A Judicialização da Política em Cabo Verde e a Sanidade Mental dos Magistrados numa perspetiva um tanto ou quanto psicanalítico!
Ponto de Vista

A Judicialização da Política em Cabo Verde e a Sanidade Mental dos Magistrados numa perspetiva um tanto ou quanto psicanalítico!

Admitir que existe judicialização da justiça em Cabo Verde é, na minha opinião, sugerir que a saúde mental de alguns magistrados está comprometida, não por uma questão de saúde psíquica individual, mas pela impossibilidade de equilibrar o desejo pessoal (ou ideológico) e a função institucional da justiça. Contudo, a saúde mental dos magistrados tem que estar em boas condições, atendendo ao elevado nível de responsabilidade que assumem, à pressão inerente à tomada de decisões justas e céleres, bem como aos possíveis conflitos internos e externos com que se confrontam.

A judicialização da política consiste na transferência de conflitos essencialmente políticos para o âmbito do poder judicial. O problema surge quando instrumentos jurídicos passam a ser utilizados como estratégia de perseguição política. Mais grave ainda, cria a perceção de que a justiça pode ser instrumentalizada para vencer disputas que deveriam ser resolvidas nas urnas ou no Parlamento.

Freud, na obra Psicologia das Massas e Análise do Eu, chamaria este fenómeno de “massificação” do poder judiciário, em que os cidadãos começam a ver a justiça não como uma instância neutra e racional, mas como um campo de disputa onde, o que deveria ser resolvido pelo debate e escrutínio político passa a ser decidido por meio de despachos, acórdãos e incidentes processuais.

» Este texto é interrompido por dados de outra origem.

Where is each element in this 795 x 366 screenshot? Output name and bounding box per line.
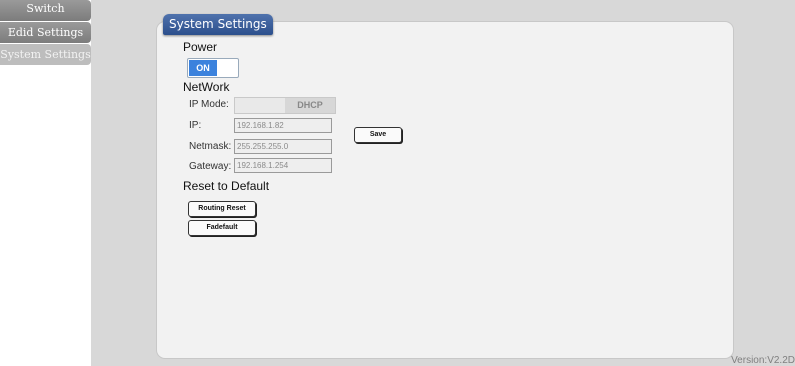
netmask-label: Netmask: xyxy=(189,141,232,152)
power-toggle-on: ON xyxy=(189,60,217,76)
netmask-field[interactable]: 255.255.255.0 xyxy=(234,139,332,154)
ip-mode-toggle[interactable]: DHCP xyxy=(234,97,336,114)
gateway-label: Gateway: xyxy=(189,161,232,172)
routing-reset-button[interactable]: Routing Reset xyxy=(188,201,256,217)
nav-item-switch[interactable]: Switch xyxy=(0,0,91,21)
power-toggle[interactable]: ON xyxy=(187,58,239,78)
sidebar-nav: Switch Edid Settings System Settings xyxy=(0,0,91,66)
gateway-field[interactable]: 192.168.1.254 xyxy=(234,158,332,173)
reset-heading: Reset to Default xyxy=(183,179,270,193)
nav-item-edid-settings[interactable]: Edid Settings xyxy=(0,22,91,43)
panel-title: System Settings xyxy=(163,14,273,35)
power-heading: Power xyxy=(183,40,218,54)
ip-mode-label: IP Mode: xyxy=(189,99,229,110)
save-button[interactable]: Save xyxy=(354,127,402,143)
ip-field[interactable]: 192.168.1.82 xyxy=(234,118,332,133)
main-area: System Settings Power ON NetWork IP Mode… xyxy=(91,0,795,366)
nav-item-system-settings[interactable]: System Settings xyxy=(0,44,91,65)
fadefault-button[interactable]: Fadefault xyxy=(188,220,256,236)
version-label: Version:V2.2D xyxy=(731,355,795,366)
dhcp-option: DHCP xyxy=(285,98,335,113)
network-heading: NetWork xyxy=(183,80,230,94)
ip-label: IP: xyxy=(189,120,202,131)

Nesses casos, os processos judiciais podem transformar-se num meio indireto de neutralização de adversários. Quando investigações e processos atingem reiteradamente atores da oposição, sobretudo em momentos politicamente sensíveis - como no período pré-eleitoral -, pode configurar-se uma seletividade institucional que fragiliza a confiança do POVO e que pode levar à repressão de seus sentimentos e emoções, que perde a confiança no sistema judicial, podendo gerar uma espécie de neurose coletiva.

A hipótese de um Governo que, dispondo da máquina administrativa e de influência sobre órgãos de controlo, direcione investigações e procedimentos contra um Presidente de Câmara Municipal da oposição ganha especial relevância. Fragilizá-lo judicialmente nas vésperas das eleições pode significar desarticular a oposição, constranger votações estratégicas, afetar a sua imagem pública e inviabilizar futuras candidaturas.

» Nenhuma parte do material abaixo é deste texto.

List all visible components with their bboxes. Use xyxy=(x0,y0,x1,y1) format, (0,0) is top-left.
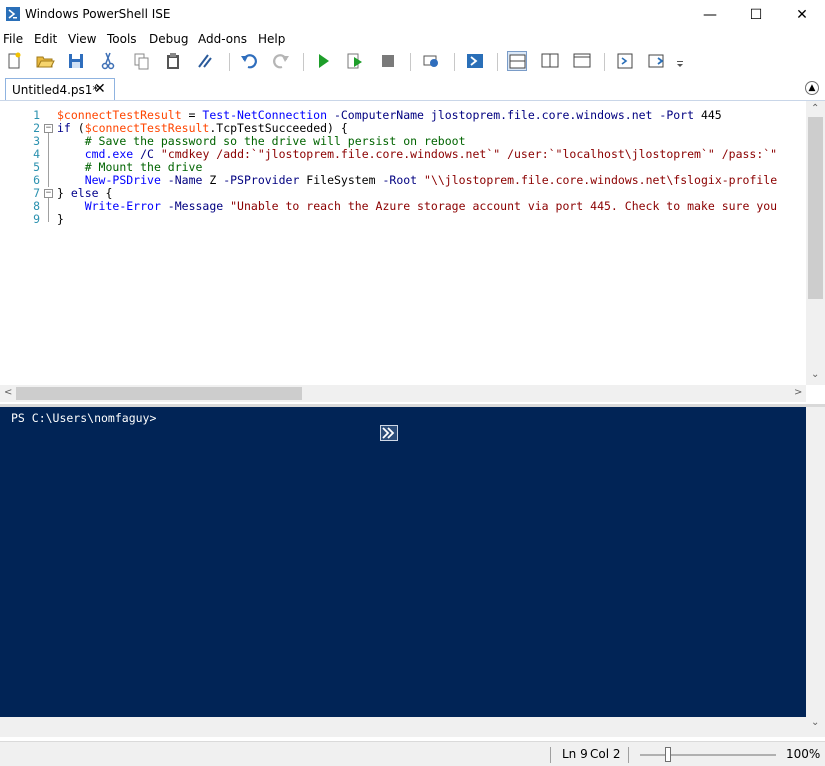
console-horizontal-scrollbar[interactable] xyxy=(0,717,806,737)
code-area[interactable]: 1 2 3 4 5 6 7 8 9 − − $connectTestResult… xyxy=(0,105,806,385)
code-line: if ($connectTestResult.TcpTestSucceeded)… xyxy=(57,121,348,135)
menu-file[interactable]: File xyxy=(3,32,23,46)
toolbar-separator xyxy=(454,53,455,71)
tab-untitled4[interactable]: Untitled4.ps1* ✕ xyxy=(5,78,115,100)
code-line: # Mount the drive xyxy=(84,160,203,174)
console-prompt: PS C:\Users\nomfaguy> xyxy=(11,411,157,425)
line-number: 7 xyxy=(33,186,40,200)
open-file-icon[interactable] xyxy=(35,51,55,71)
line-number: 2 xyxy=(33,121,40,135)
start-powershell-icon[interactable] xyxy=(465,51,485,71)
save-icon[interactable] xyxy=(66,51,86,71)
code-line: } xyxy=(57,212,64,226)
menu-help[interactable]: Help xyxy=(258,32,285,46)
fold-toggle-icon[interactable]: − xyxy=(44,189,53,198)
code-line: $connectTestResult = Test-NetConnection … xyxy=(57,108,722,122)
run-selection-icon[interactable] xyxy=(345,51,365,71)
menu-debug[interactable]: Debug xyxy=(149,32,188,46)
scroll-down-icon[interactable]: ⌄ xyxy=(811,717,819,728)
status-separator xyxy=(550,747,551,763)
new-file-icon[interactable] xyxy=(4,51,24,71)
minimize-button[interactable]: — xyxy=(687,0,733,30)
scrollbar-thumb[interactable] xyxy=(16,387,302,400)
zoom-level: 100% xyxy=(786,747,821,761)
cut-icon[interactable] xyxy=(98,51,118,71)
line-number: 6 xyxy=(33,173,40,187)
layout-top-icon[interactable] xyxy=(507,51,527,71)
maximize-button[interactable]: ☐ xyxy=(733,0,779,30)
fold-toggle-icon[interactable]: − xyxy=(44,124,53,133)
scrollbar-thumb[interactable] xyxy=(808,117,823,299)
toolbar-separator xyxy=(410,53,411,71)
stop-icon[interactable] xyxy=(378,51,398,71)
menu-add-ons[interactable]: Add-ons xyxy=(198,32,247,46)
toolbar-overflow-icon[interactable] xyxy=(676,58,684,68)
tab-close-icon[interactable]: ✕ xyxy=(94,81,106,97)
line-number: 4 xyxy=(33,147,40,161)
script-editor[interactable]: 1 2 3 4 5 6 7 8 9 − − $connectTestResult… xyxy=(0,101,825,404)
menu-tools[interactable]: Tools xyxy=(107,32,137,46)
menu-bar: File Edit View Tools Debug Add-ons Help xyxy=(0,31,825,48)
line-number: 3 xyxy=(33,134,40,148)
menu-edit[interactable]: Edit xyxy=(34,32,57,46)
code-line: } else { xyxy=(57,186,113,200)
close-button[interactable]: ✕ xyxy=(779,0,825,30)
line-number: 1 xyxy=(33,108,40,122)
editor-horizontal-scrollbar[interactable]: < > xyxy=(0,385,806,402)
code-line: # Save the password so the drive will pe… xyxy=(84,134,466,148)
toolbar-separator xyxy=(303,53,304,71)
line-number: 8 xyxy=(33,199,40,213)
window-title: Windows PowerShell ISE xyxy=(25,7,171,21)
copy-icon[interactable] xyxy=(131,51,151,71)
status-separator xyxy=(628,747,629,763)
script-tab-strip: Untitled4.ps1* ✕ ▲ xyxy=(0,76,825,101)
powershell-ise-icon xyxy=(5,6,21,22)
zoom-slider-track[interactable] xyxy=(640,754,776,756)
toolbar-separator xyxy=(229,53,230,71)
console-vertical-scrollbar[interactable]: ⌄ xyxy=(806,407,825,737)
fold-guide xyxy=(48,133,49,187)
show-commands-add-on-icon[interactable] xyxy=(380,425,398,441)
line-number: 9 xyxy=(33,212,40,226)
collapse-script-pane-icon[interactable]: ▲ xyxy=(805,81,819,95)
show-commands-icon[interactable] xyxy=(647,51,667,71)
scroll-right-icon[interactable]: > xyxy=(794,387,802,398)
paste-icon[interactable] xyxy=(163,51,183,71)
run-script-icon[interactable] xyxy=(313,51,333,71)
code-line: Write-Error -Message "Unable to reach th… xyxy=(84,199,778,213)
status-bar: Ln 9 Col 2 100% xyxy=(0,741,825,766)
scroll-up-icon[interactable]: ⌃ xyxy=(811,103,819,114)
scroll-left-icon[interactable]: < xyxy=(4,387,12,398)
cursor-line: Ln 9 xyxy=(562,747,588,761)
clear-console-icon[interactable] xyxy=(195,51,215,71)
toolbar-separator xyxy=(604,53,605,71)
scroll-down-icon[interactable]: ⌄ xyxy=(811,369,819,380)
line-number: 5 xyxy=(33,160,40,174)
new-remote-tab-icon[interactable] xyxy=(421,51,441,71)
toolbar-separator xyxy=(497,53,498,71)
menu-view[interactable]: View xyxy=(68,32,96,46)
zoom-slider-thumb[interactable] xyxy=(665,747,671,762)
undo-icon[interactable] xyxy=(239,51,259,71)
fold-guide xyxy=(48,198,49,222)
toolbar xyxy=(0,48,825,74)
show-script-pane-icon[interactable] xyxy=(615,51,635,71)
layout-maximized-icon[interactable] xyxy=(572,51,592,71)
tab-label: Untitled4.ps1* xyxy=(12,83,99,97)
cursor-column: Col 2 xyxy=(590,747,621,761)
editor-vertical-scrollbar[interactable]: ⌃ ⌄ xyxy=(806,101,825,385)
title-bar: Windows PowerShell ISE — ☐ ✕ xyxy=(0,0,825,30)
redo-icon[interactable] xyxy=(271,51,291,71)
code-line: cmd.exe /C "cmdkey /add:`"jlostoprem.fil… xyxy=(84,147,778,161)
console-pane[interactable]: PS C:\Users\nomfaguy> xyxy=(0,407,806,717)
code-line: New-PSDrive -Name Z -PSProvider FileSyst… xyxy=(84,173,778,187)
layout-right-icon[interactable] xyxy=(540,51,560,71)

Neste momento, o desafio democrático em Cabo Verde consiste, portanto, em assegurar que o sistema de justiça atue com independência, rigor técnico e imparcialidade, preservando a sua função constitucional. Só assim será possível evitar que a lei seja capturada por interesses conjunturais de poder e garantir que a judicialização sirva a democracia - e não a sua corrosão.

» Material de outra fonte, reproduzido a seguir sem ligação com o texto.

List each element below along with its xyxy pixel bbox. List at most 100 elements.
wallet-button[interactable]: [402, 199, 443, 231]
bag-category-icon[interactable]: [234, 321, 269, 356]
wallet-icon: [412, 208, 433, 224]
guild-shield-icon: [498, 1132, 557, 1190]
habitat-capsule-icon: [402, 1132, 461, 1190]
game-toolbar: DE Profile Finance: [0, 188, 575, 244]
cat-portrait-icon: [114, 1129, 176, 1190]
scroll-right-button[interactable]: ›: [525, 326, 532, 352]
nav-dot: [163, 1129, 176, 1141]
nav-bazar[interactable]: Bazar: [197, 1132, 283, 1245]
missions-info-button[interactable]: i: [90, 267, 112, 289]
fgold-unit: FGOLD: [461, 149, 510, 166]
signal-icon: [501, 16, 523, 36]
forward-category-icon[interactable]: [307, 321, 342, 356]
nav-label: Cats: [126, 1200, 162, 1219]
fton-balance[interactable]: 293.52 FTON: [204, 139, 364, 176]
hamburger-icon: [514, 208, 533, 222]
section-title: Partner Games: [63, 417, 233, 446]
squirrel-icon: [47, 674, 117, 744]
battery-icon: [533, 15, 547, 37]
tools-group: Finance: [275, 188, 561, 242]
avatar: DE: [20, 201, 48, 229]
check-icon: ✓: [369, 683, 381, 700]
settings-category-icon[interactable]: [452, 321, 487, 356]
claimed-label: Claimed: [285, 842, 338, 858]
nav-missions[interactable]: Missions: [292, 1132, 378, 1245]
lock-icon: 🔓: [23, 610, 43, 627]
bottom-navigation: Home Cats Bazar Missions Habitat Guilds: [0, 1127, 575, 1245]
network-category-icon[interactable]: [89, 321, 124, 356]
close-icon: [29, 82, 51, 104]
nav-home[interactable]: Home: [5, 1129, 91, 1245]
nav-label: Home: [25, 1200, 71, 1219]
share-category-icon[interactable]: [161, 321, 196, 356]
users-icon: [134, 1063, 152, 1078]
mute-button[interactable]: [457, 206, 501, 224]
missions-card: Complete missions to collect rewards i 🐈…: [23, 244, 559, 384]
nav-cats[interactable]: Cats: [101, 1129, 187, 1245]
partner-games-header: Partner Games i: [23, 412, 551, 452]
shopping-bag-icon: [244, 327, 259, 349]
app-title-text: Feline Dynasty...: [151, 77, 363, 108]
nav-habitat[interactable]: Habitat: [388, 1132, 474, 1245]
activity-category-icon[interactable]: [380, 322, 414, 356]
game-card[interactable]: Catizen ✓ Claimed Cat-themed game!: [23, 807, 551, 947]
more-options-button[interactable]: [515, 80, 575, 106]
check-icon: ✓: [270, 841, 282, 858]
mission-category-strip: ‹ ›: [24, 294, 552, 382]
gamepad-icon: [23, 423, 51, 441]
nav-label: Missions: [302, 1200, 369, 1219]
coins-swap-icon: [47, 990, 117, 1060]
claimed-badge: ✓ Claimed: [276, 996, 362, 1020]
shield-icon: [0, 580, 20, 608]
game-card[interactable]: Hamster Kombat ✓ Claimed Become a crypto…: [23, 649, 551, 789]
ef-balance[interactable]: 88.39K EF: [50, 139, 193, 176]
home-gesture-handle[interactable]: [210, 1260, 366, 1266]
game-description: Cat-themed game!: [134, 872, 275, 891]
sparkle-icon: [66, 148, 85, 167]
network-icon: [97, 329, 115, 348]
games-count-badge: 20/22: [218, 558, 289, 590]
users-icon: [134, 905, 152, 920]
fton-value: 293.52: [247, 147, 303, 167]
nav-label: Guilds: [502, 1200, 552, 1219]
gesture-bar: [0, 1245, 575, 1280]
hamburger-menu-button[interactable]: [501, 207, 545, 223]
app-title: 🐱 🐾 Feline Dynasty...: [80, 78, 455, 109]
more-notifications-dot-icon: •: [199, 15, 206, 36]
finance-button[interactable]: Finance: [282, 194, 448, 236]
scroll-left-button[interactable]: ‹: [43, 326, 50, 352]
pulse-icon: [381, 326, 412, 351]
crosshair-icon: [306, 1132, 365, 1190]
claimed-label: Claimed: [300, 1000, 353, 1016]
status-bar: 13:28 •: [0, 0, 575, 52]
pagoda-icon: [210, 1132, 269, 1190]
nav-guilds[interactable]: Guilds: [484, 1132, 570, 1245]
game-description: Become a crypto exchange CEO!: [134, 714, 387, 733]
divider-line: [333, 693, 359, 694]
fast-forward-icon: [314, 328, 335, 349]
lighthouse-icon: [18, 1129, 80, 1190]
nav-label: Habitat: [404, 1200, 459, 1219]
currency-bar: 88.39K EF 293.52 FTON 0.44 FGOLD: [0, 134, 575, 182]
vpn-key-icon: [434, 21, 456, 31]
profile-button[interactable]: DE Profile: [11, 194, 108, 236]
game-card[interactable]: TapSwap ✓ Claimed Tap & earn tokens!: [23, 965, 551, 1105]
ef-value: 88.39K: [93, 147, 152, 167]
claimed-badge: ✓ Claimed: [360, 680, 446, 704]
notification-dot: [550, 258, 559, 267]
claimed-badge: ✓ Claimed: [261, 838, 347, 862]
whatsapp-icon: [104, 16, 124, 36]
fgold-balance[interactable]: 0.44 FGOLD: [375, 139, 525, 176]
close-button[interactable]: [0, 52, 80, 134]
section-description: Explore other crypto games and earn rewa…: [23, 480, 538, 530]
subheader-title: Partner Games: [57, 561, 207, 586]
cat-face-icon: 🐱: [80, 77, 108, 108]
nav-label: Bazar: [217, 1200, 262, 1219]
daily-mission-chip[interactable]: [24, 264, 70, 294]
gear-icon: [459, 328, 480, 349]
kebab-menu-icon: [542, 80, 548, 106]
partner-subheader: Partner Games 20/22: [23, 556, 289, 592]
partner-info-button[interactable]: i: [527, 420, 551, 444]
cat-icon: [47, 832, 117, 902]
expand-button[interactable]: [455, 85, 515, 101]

A judicialização da política, na perspetiva de Lacan, representa uma crise da função simbólica da Lei, que deixa de ser um princípio de ordem e cria uma crise de legitimidade. O sujeito, tanto o magistrado quanto o cidadão, se veem perdido em um jogo de poder em que a Lei não serve mais como uma referência simbólica clara, mas como um campo de interesses contingentes. Segundo o Lacan, se a judicialização da política continuar, a sanidade mental dos magistrados e a coesão social estarão em risco, pois o campo simbólico da Lei perde sua força estruturante e a sociedade se vê imersa em um ciclo de desejos não resolvidos e disputas políticas que não encontram mais um meio legítimo de resolução.

Sanidade Mental dos Magistrados?

Admitir que existe judicialização da justiça em Cabo Verde é, na minha opinião, sugerir que a saúde mental de alguns magistrados está comprometida, não por uma questão de saúde psíquica individual, mas pela impossibilidade de equilibrar o desejo pessoal (ou ideológico) e a função institucional da justiça. Contudo, a saúde mental dos magistrados tem que estar em boas condições, atendendo ao elevado nível de responsabilidade que assumem, à pressão inerente à tomada de decisões justas e céleres, bem como aos possíveis conflitos internos e externos com que se confrontam. Aqui percebemos que quer o Freud, quer o Lacan sugerem que colocar em causa a saúde mental dos magistrados equivale questionar a qualidade das suas decisões, a integridade do sistema judiciário e a confiança do Povo na justiça.

Assim sendo, pergunto: existe a Judicialização da Justiça em Cabo Verde?